Of course, heroin is not the only hard drug addiction to which will drive women into prostitution – there’s also crack, the stronger, microwaved form of cocaine. I hold back from advocating crack prescription, given the lack of epidemiological literature on the subject, but I think it would be wise to think a similar dynamic works again: either prescribe, or they find new users as a reliable income stream. Crack is, however, one of the key products of what the campaigner Richard Cowan calls the ‘iron law of prohibition’: criminalize a substance, and its use intensifies. As he explained in his famous 1986 essay, ‘How The Narcs Created Crack’: ‘it is good business to minimize the bulk of contraband. Smuggling beer and wine was less profitable than rum running. Tiny pieces of crack are easier to carry than cocaine powder, which in turn is far less bulky than the coca leaves that are used legally by the Andean Indians. Heroin replaced opium for similar reasons. Obviously, the bulkiest illegal drug, marijuana, will lose out in the supply channels to cocaine and heroin.’ #This theory fits the facts: in Glenn Greenwald’s key CATO Institute study into the experience of Portugal’s experiment with decriminalizing personal possession of drugs in 2001, he found that while use of cannabis among older teenagers increased somewhat, use of heroin declined considerably.
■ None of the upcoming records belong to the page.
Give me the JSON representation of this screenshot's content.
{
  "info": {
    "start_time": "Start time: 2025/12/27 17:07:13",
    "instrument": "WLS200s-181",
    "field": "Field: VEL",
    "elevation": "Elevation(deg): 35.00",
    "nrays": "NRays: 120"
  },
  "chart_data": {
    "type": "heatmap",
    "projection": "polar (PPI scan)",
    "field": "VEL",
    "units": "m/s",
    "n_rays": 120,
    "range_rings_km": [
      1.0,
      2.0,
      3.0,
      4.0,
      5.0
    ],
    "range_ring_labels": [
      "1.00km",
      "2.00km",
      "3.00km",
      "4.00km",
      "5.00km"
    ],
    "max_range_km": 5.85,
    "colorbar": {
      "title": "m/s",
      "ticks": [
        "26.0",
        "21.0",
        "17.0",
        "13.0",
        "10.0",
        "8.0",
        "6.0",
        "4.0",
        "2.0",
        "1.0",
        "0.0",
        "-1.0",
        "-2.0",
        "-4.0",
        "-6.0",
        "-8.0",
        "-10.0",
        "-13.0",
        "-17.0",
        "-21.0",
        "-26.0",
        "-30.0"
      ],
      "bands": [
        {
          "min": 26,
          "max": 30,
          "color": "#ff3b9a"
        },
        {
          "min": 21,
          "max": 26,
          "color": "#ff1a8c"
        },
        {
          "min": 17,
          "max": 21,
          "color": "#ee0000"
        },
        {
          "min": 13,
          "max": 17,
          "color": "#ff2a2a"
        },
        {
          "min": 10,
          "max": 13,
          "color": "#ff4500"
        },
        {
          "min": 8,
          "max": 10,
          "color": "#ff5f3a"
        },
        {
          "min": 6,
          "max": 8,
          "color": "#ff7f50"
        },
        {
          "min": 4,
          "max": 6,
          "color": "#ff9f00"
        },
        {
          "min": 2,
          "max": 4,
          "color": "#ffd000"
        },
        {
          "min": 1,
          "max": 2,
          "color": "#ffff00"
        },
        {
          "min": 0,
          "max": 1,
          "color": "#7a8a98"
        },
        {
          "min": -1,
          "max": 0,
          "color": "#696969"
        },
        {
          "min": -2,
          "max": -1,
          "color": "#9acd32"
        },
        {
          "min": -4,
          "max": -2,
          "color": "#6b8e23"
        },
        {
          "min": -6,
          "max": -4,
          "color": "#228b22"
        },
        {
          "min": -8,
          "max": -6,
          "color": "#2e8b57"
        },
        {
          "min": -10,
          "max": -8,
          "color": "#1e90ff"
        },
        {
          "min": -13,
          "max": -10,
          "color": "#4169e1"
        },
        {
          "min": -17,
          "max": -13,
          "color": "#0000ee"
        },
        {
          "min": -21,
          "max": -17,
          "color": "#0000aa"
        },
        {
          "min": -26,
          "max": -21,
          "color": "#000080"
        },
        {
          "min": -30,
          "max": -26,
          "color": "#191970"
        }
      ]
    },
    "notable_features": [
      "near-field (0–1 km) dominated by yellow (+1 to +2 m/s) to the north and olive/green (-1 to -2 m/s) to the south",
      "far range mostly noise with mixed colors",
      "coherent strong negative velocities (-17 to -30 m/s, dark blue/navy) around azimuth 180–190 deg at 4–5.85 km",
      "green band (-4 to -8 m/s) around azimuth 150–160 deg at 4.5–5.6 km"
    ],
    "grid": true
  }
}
We are at a point in the debate now where it is no longer heretical to critique conventional wisdom on drugs policy; that is, to critique a policy which bears virtually zero relation to medical and sociological evidence. We need to seize this moment. Make a noise. Get it on the agenda. Pile on the pressure on the politicians. Educate and inform: too many people are still misled by newspaper misinformation and irrational tabloid hysteria. Afterall, it’s an urgent cause, as the experience of Tania, Gemma, Anneli, Annette, and Paula - the five women murdered in Ipswich in 2006 –and countless other faceless, nameless victims show. How many more women have to beaten, raped, or murdered before we finally see sense?